Currently, there are some extensions for Eclipse (Hibernate Tools) that make this more "direct" but, what if I don't like (or don't want, or can't) use Eclipse... it would be great if someone could, for example, make a plugin for SquirrelSQL, but until then... what options do I have?

Then I learned about unit testing... and the answer came to my mind immediately: I just had to write a unit test for each of my queries. That worked fine... in the beginning... until I started having queries that returned thousands (or millions) of objects, and it wasn't such a good idea to output them to the debug console... and I had another problem... how should I write the "asserts" of query?... and how can I do it so that it doesn't make my test so slow that it becomes unusable? (I can, of course, check the results just by viewing them, but my brain is not that good to say if those 10,000 row really match with the idea I had when I wrote that HQL)

So, I started to look "what do I do" to check if an SQL query is correct, lets say for example, that I write this:

select count(*) from Address,Employee where Address.Id= Employee.AddressId and Employee.Id = 3

(Translated to English: How many address the Employee with Id = 3 has?)

Now... how do I test that? well I could add an assert after getting the result in java (or c#) like this:

assert(count>0)

But the, what happens if someone deletes the row with Id = 3 from the table Employee?
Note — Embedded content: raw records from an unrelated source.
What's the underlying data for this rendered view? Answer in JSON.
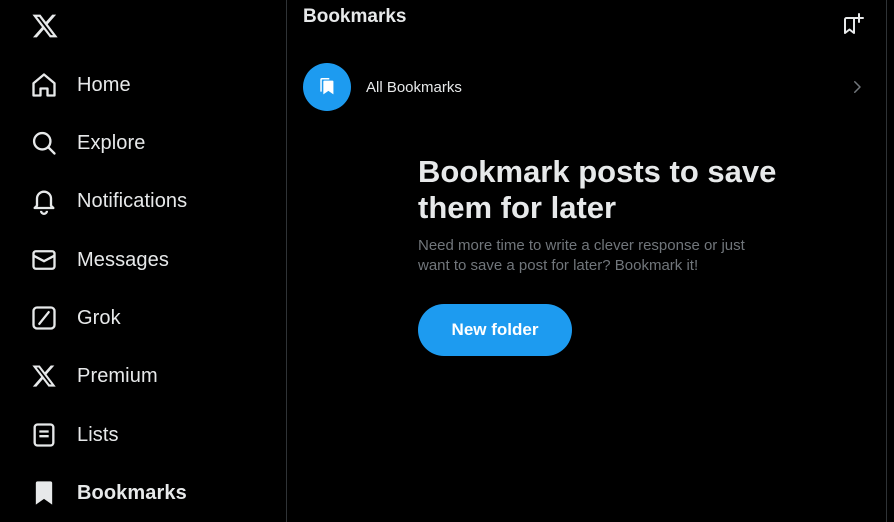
{
  "brand": {
    "logo_icon": "x-logo-icon"
  },
  "sidebar": {
    "items": [
      {
        "label": "Home",
        "icon": "home-icon"
      },
      {
        "label": "Explore",
        "icon": "search-icon"
      },
      {
        "label": "Notifications",
        "icon": "bell-icon"
      },
      {
        "label": "Messages",
        "icon": "envelope-icon"
      },
      {
        "label": "Grok",
        "icon": "grok-icon"
      },
      {
        "label": "Premium",
        "icon": "x-logo-icon"
      },
      {
        "label": "Lists",
        "icon": "list-icon"
      },
      {
        "label": "Bookmarks",
        "icon": "bookmark-icon",
        "active": true
      }
    ]
  },
  "header": {
    "title": "Bookmarks",
    "action_icon": "new-folder-icon"
  },
  "folders": [
    {
      "label": "All Bookmarks",
      "icon": "bookmarks-icon"
    }
  ],
  "empty_state": {
    "title": "Bookmark posts to save them for later",
    "subtitle": "Need more time to write a clever response or just want to save a post for later? Bookmark it!",
    "button_label": "New folder"
  },
  "colors": {
    "background": "#000000",
    "accent": "#1d9bf0",
    "text_primary": "#e7e9ea",
    "text_secondary": "#71767b",
    "border": "#2f3336"
  }
}
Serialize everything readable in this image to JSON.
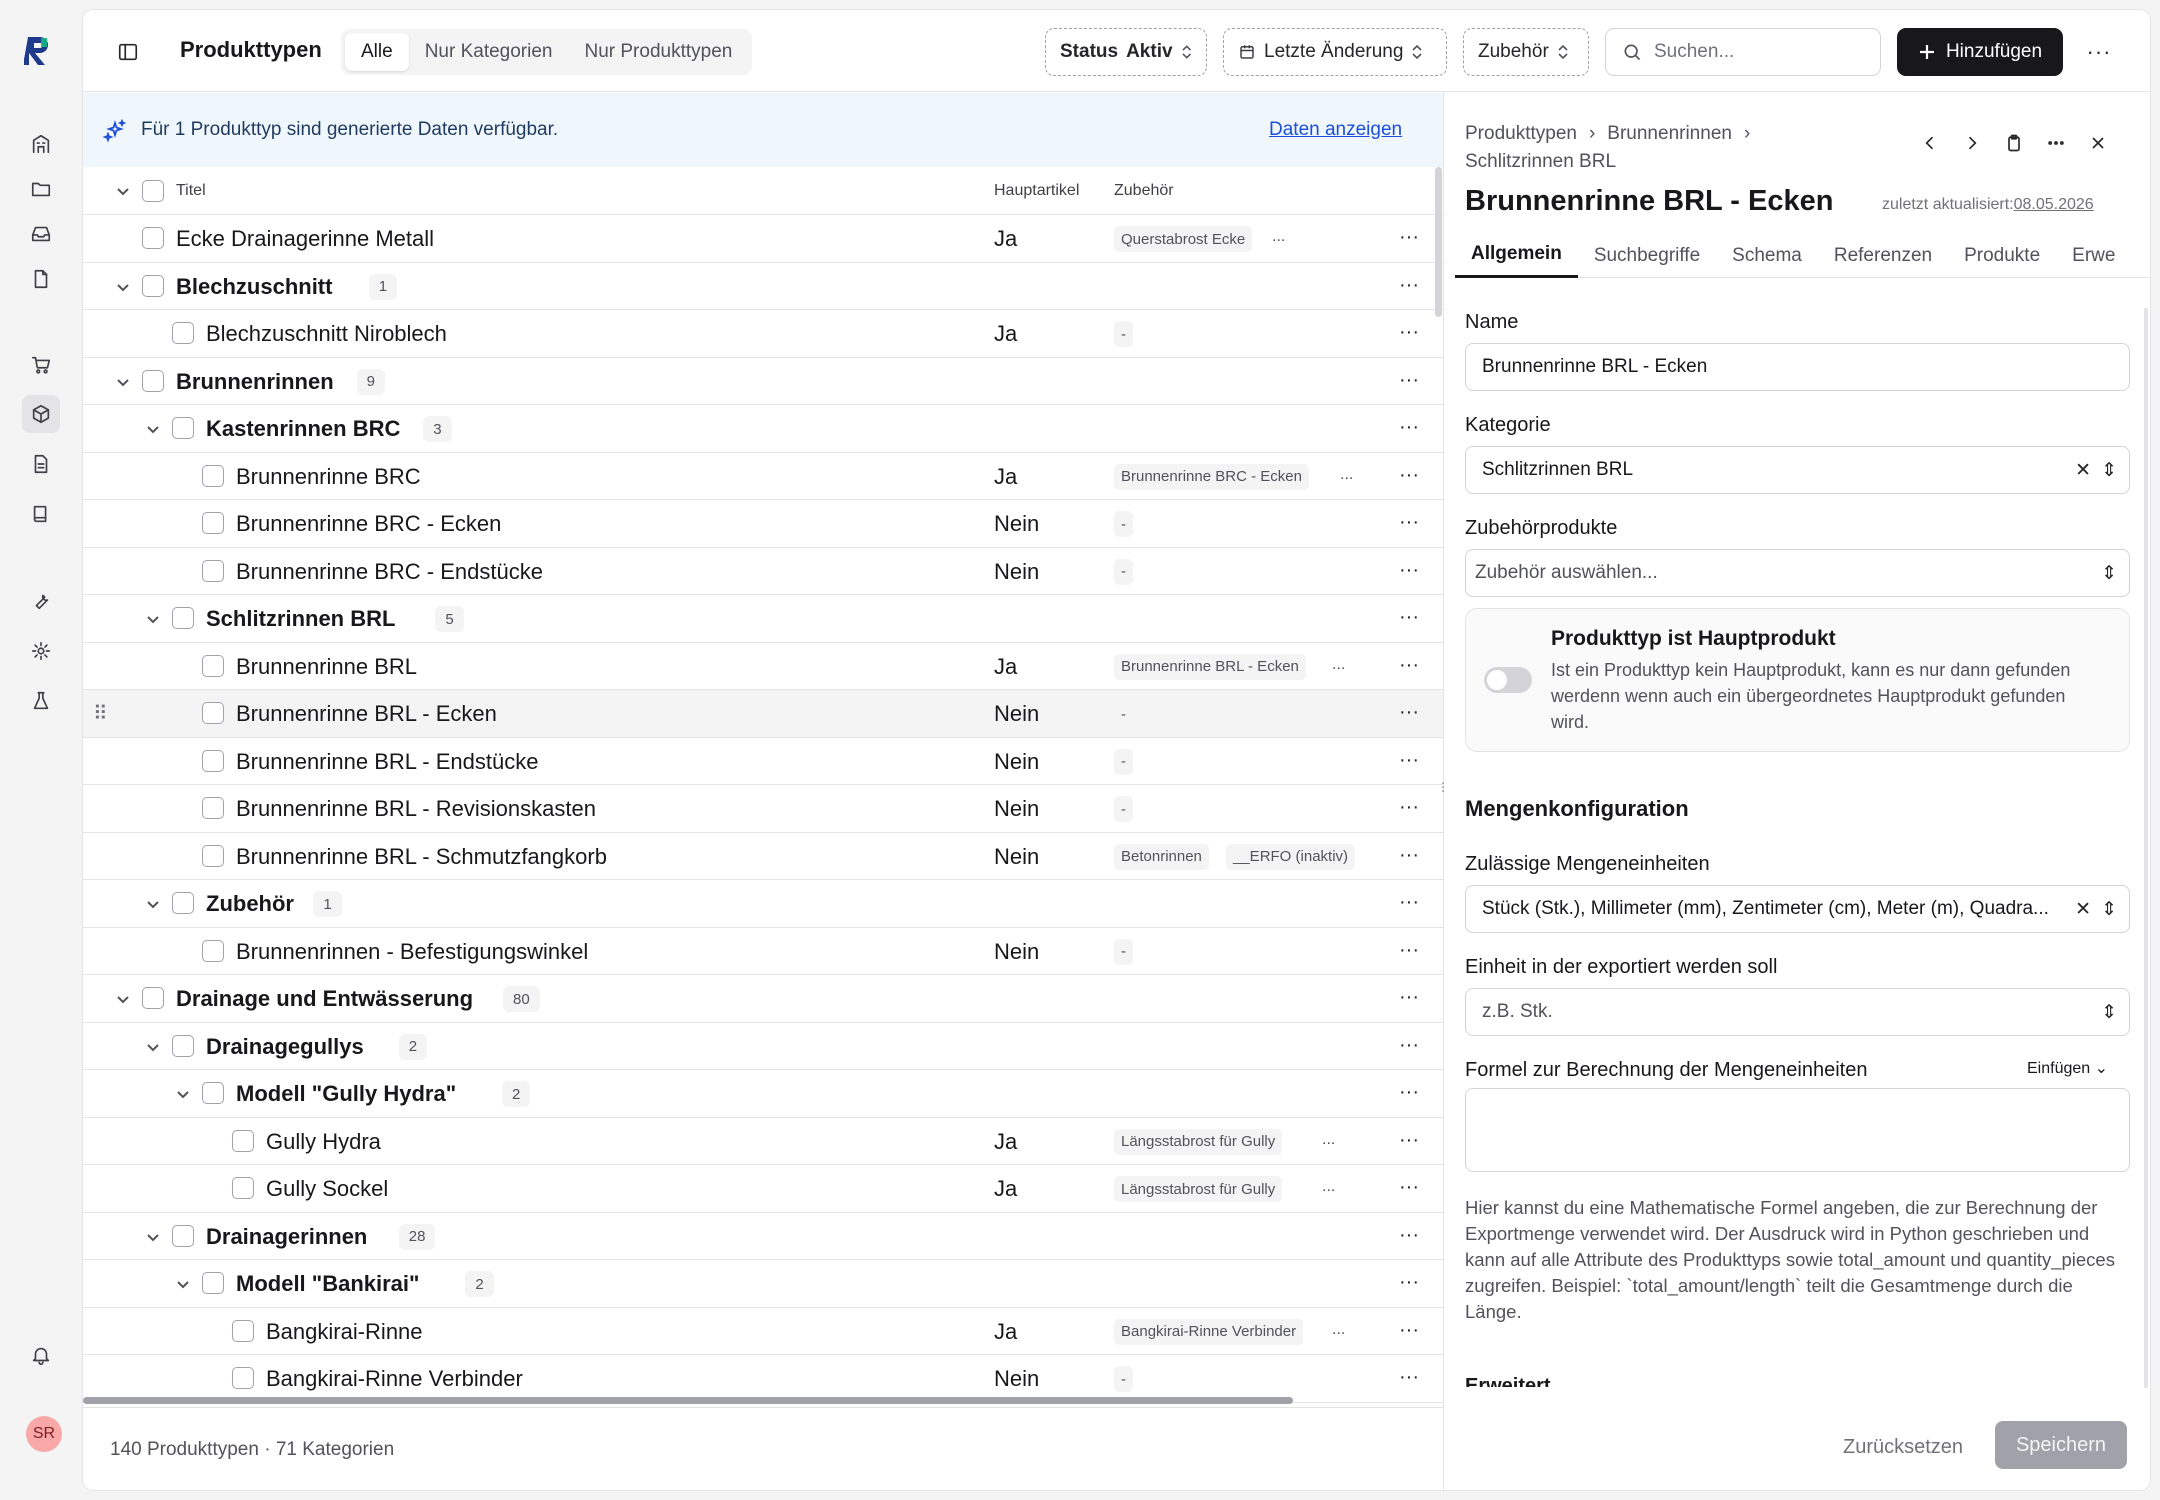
{
  "sidebar": {
    "logo": "R",
    "icons": [
      "building-icon",
      "folder-icon",
      "inbox-icon",
      "file-icon",
      "cart-icon",
      "box-icon",
      "document-icon",
      "book-icon",
      "wrench-icon",
      "gear-icon",
      "flask-icon",
      "bell-icon"
    ],
    "user_initials": "SR"
  },
  "header": {
    "title": "Produkttypen",
    "segments": [
      "Alle",
      "Nur Kategorien",
      "Nur Produkttypen"
    ],
    "filter_status_label": "Status",
    "filter_status_value": "Aktiv",
    "filter_changed": "Letzte Änderung",
    "filter_accessory": "Zubehör",
    "search_placeholder": "Suchen...",
    "add_label": "Hinzufügen",
    "more": "···"
  },
  "banner": {
    "text": "Für 1 Produkttyp sind generierte Daten verfügbar.",
    "link": "Daten anzeigen"
  },
  "table": {
    "columns": {
      "title": "Titel",
      "main": "Hauptartikel",
      "accessory": "Zubehör"
    },
    "rows": [
      {
        "title": "Ecke Drainagerinne Metall",
        "main": "Ja",
        "chip": "Querstabrost Ecke",
        "more": "..."
      },
      {
        "title": "Blechzuschnitt",
        "count": "1"
      },
      {
        "title": "Blechzuschnitt Niroblech",
        "main": "Ja",
        "chip": "-"
      },
      {
        "title": "Brunnenrinnen",
        "count": "9"
      },
      {
        "title": "Kastenrinnen BRC",
        "count": "3"
      },
      {
        "title": "Brunnenrinne BRC",
        "main": "Ja",
        "chip": "Brunnenrinne BRC - Ecken",
        "more": "..."
      },
      {
        "title": "Brunnenrinne BRC - Ecken",
        "main": "Nein",
        "chip": "-"
      },
      {
        "title": "Brunnenrinne BRC - Endstücke",
        "main": "Nein",
        "chip": "-"
      },
      {
        "title": "Schlitzrinnen BRL",
        "count": "5"
      },
      {
        "title": "Brunnenrinne BRL",
        "main": "Ja",
        "chip": "Brunnenrinne BRL - Ecken",
        "more": "..."
      },
      {
        "title": "Brunnenrinne BRL - Ecken",
        "main": "Nein",
        "chip": "-"
      },
      {
        "title": "Brunnenrinne BRL - Endstücke",
        "main": "Nein",
        "chip": "-"
      },
      {
        "title": "Brunnenrinne BRL - Revisionskasten",
        "main": "Nein",
        "chip": "-"
      },
      {
        "title": "Brunnenrinne BRL - Schmutzfangkorb",
        "main": "Nein",
        "chip": "Betonrinnen",
        "chip2": "__ERFO  (inaktiv)"
      },
      {
        "title": "Zubehör",
        "count": "1"
      },
      {
        "title": "Brunnenrinnen - Befestigungswinkel",
        "main": "Nein",
        "chip": "-"
      },
      {
        "title": "Drainage und Entwässerung",
        "count": "80"
      },
      {
        "title": "Drainagegullys",
        "count": "2"
      },
      {
        "title": "Modell \"Gully Hydra\"",
        "count": "2"
      },
      {
        "title": "Gully Hydra",
        "main": "Ja",
        "chip": "Längsstabrost für Gully",
        "more": "..."
      },
      {
        "title": "Gully Sockel",
        "main": "Ja",
        "chip": "Längsstabrost für Gully",
        "more": "..."
      },
      {
        "title": "Drainagerinnen",
        "count": "28"
      },
      {
        "title": "Modell \"Bankirai\"",
        "count": "2"
      },
      {
        "title": "Bangkirai-Rinne",
        "main": "Ja",
        "chip": "Bangkirai-Rinne Verbinder",
        "more": "..."
      },
      {
        "title": "Bangkirai-Rinne Verbinder",
        "main": "Nein",
        "chip": "-"
      }
    ],
    "row_more": "···",
    "footer": "140 Produkttypen  ·  71 Kategorien"
  },
  "detail": {
    "breadcrumb": [
      "Produkttypen",
      "Brunnenrinnen",
      "Schlitzrinnen BRL"
    ],
    "title": "Brunnenrinne BRL - Ecken",
    "updated_label": "zuletzt aktualisiert:",
    "updated_date": "08.05.2026",
    "tabs": [
      "Allgemein",
      "Suchbegriffe",
      "Schema",
      "Referenzen",
      "Produkte",
      "Erwe"
    ],
    "name_label": "Name",
    "name_value": "Brunnenrinne BRL - Ecken",
    "category_label": "Kategorie",
    "category_value": "Schlitzrinnen BRL",
    "accessories_label": "Zubehörprodukte",
    "accessories_placeholder": "Zubehör auswählen...",
    "main_toggle_title": "Produkttyp ist Hauptprodukt",
    "main_toggle_desc": "Ist ein Produkttyp kein Hauptprodukt, kann es nur dann gefunden werdenn wenn auch ein übergeordnetes Hauptprodukt gefunden wird.",
    "quantity_section": "Mengenkonfiguration",
    "units_label": "Zulässige Mengeneinheiten",
    "units_value": "Stück (Stk.), Millimeter (mm), Zentimeter (cm), Meter (m), Quadra...",
    "export_unit_label": "Einheit in der exportiert werden soll",
    "export_unit_placeholder": "z.B. Stk.",
    "formula_label": "Formel zur Berechnung der Mengeneinheiten",
    "insert_label": "Einfügen",
    "formula_help": "Hier kannst du eine Mathematische Formel angeben, die zur Berechnung der Exportmenge verwendet wird. Der Ausdruck wird in Python geschrieben und kann auf alle Attribute des Produkttyps sowie total_amount und quantity_pieces zugreifen. Beispiel: `total_amount/length` teilt die Gesamtmenge durch die Länge.",
    "extended_section": "Erweitert",
    "reset_label": "Zurücksetzen",
    "save_label": "Speichern"
  }
}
That means my test will fail... or what what if someone deletes all the addresses from employee? and what if I want to test that if there are no addresses for an employee, the answer should be zero...

That is a lot of work just to test if that simple query is right... and I think that work could be done automatically:

Take a look at the SQL, it could be decomposed into:


select count(*) from (select * from Address,Employee where Address.Id= Employee.AddressId and Employee.Id = 3) as EmployeeAddresses

And then we could say, lets automatically check for the case when the resulting set is empty, and for the case when the result is not empty, to check for a case when the result is empty, we need and Employee with Addresses, so we generate:

Select * from Employee where exists(select * from Address where Address.EmployeeId = Employee.Id)

And take the Id first employee we get... and that should give us a non empty set if used in the original sql sentence that we are trying to test... after that, we automatically generate:

Select * from Employee where not exists(select * from Address where Address.EmployeeId = Employee.Id)

And take the Id first employee we get... and that should give us an empty set if used in the original sql sentence that we are trying to test...

I call this queries "inverses" of the original one, it like when one is testing a multiplication, to see if 2 x 3 = 6, just do: 6/3 = 2 and 6/2 = 3, if 2, and 3 match the operands of the multiplication, you multiplication is right. The same thing goes for SQL, one just has to find the way to "invert" it, if I could automate this inversion, the automatically generated queries would help me by telling me things that might not be immediately obvious to me when I look at the original query, and that would help me check if my original query is right.... it would me some kind of "invariants" that would help me to better understand my querying... or maybe I could even write the invariants first, and then create a query and see if it matches my invariants...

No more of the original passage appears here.